Secretary General of the Maha Sabha Satnarayan Maharaj is calling on People's National Movement leader Dr Keith Rowley to make an unequivocal and definitive condemnation of Tobago House of Assembly candidate Hilton Sandy's comment about a Calcutta ship coming to Tobago if the PNM were to lose the January 21 election.
In a news release yesterday, Maharaj said Sandy's statement at a political meeting in Tobago last week was "divisive, racist and incendiary." He said the Maha Sabha was "deeply saddened but not surprised by the lukewarm response of Dr Rowley, who distanced himself from the statement and indicated that Sandy misspoke."
He said it was ironic that while Rowley was eating doubles in Debe, at Mastana Bahar and at Divali Nagar celebrating Indians, in Roxborough, by his silence, he was censoring Indians.

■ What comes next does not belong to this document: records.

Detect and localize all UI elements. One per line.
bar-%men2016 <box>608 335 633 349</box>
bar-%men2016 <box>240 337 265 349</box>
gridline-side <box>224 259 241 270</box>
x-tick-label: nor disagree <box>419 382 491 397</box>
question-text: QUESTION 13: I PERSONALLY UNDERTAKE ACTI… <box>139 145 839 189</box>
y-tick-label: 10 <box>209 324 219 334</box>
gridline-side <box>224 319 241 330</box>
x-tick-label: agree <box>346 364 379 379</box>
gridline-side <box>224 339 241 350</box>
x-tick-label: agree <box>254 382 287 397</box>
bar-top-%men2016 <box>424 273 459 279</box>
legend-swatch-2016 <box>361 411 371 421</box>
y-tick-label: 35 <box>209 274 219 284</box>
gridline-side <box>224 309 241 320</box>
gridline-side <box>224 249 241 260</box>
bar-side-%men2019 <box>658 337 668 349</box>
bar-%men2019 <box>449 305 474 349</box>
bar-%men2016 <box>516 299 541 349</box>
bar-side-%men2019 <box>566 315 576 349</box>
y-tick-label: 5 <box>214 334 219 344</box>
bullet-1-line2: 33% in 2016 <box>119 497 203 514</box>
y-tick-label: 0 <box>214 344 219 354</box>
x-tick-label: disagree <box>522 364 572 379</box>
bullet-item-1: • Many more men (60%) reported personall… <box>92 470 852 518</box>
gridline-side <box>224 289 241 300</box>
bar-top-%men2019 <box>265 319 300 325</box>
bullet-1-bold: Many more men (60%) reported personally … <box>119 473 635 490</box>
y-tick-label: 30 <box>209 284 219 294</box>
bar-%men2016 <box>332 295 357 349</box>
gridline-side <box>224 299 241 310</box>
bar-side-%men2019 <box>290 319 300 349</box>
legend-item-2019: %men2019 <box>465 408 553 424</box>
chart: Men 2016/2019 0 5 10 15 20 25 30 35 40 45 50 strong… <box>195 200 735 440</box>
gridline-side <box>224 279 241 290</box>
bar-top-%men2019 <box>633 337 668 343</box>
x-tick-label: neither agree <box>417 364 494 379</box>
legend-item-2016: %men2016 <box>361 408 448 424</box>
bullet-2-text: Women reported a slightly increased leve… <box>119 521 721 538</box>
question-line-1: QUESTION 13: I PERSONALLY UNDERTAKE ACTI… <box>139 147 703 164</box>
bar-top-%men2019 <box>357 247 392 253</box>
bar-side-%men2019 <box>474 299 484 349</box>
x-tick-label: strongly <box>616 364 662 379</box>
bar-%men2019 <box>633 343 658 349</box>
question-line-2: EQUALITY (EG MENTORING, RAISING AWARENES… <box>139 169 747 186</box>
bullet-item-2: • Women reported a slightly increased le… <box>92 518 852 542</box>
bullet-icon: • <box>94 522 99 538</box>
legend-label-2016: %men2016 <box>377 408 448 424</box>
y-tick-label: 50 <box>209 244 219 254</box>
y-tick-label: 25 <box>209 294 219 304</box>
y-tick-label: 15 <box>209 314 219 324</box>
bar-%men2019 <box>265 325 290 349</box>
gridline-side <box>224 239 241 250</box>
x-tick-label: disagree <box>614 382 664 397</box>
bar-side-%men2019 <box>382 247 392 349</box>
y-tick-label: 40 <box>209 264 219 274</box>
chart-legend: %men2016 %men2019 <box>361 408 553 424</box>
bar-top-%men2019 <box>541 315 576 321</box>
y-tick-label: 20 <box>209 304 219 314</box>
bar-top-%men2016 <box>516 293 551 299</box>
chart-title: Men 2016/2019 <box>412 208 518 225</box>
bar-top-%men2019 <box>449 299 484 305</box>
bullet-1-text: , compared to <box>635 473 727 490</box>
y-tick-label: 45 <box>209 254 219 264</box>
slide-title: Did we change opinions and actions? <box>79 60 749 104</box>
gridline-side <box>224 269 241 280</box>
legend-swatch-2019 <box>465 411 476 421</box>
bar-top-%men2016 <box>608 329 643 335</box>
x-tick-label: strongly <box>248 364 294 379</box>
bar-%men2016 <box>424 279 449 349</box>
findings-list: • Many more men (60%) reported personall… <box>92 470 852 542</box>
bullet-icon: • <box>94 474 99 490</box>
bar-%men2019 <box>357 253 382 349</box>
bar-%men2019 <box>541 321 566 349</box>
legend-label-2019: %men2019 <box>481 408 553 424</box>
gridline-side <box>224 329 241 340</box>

Maharaj said the Maha Sabha found Rowley's position "confusing" because of his recent attempts "to deviate from his past character and embrace the Indian community as part of re-engineering the PNM." He said Rowley must say what his response would have been if a UNC candidate had said on the platform "that if the PNM should win the election, that a boat from the Congo would arrive in Trinidad."
Rowley, Maharaj said, must clearly articulate the PNM's policy on discrimination, adding that Sandy should "step down from the (election) race as tangible proof that the PNM has delinked its party's philosophy from discrimination against Indians." National Security Minister Jack Warner also joined the growing list of people decrying Sandy's comment yesterday, saying it was a sad day for politics in T&T.
In a release, Warner said there is no space or time for such divisive and racist remarks in a diverse, harmonious society such as ours. "It is truly a sad day in the politics of this country that those who would aspire to be leaders of our multicultural, multi-ethnic society could see the world around them through such jaundiced and prejudiced eyes," Warner said. He said the people of Tobago had endured 12 years of Orville London's PNM with nothing to show for it.
"It is not a ship from Calcutta they fear, it is another term of the PNM that they just don't want to see ever again," he said.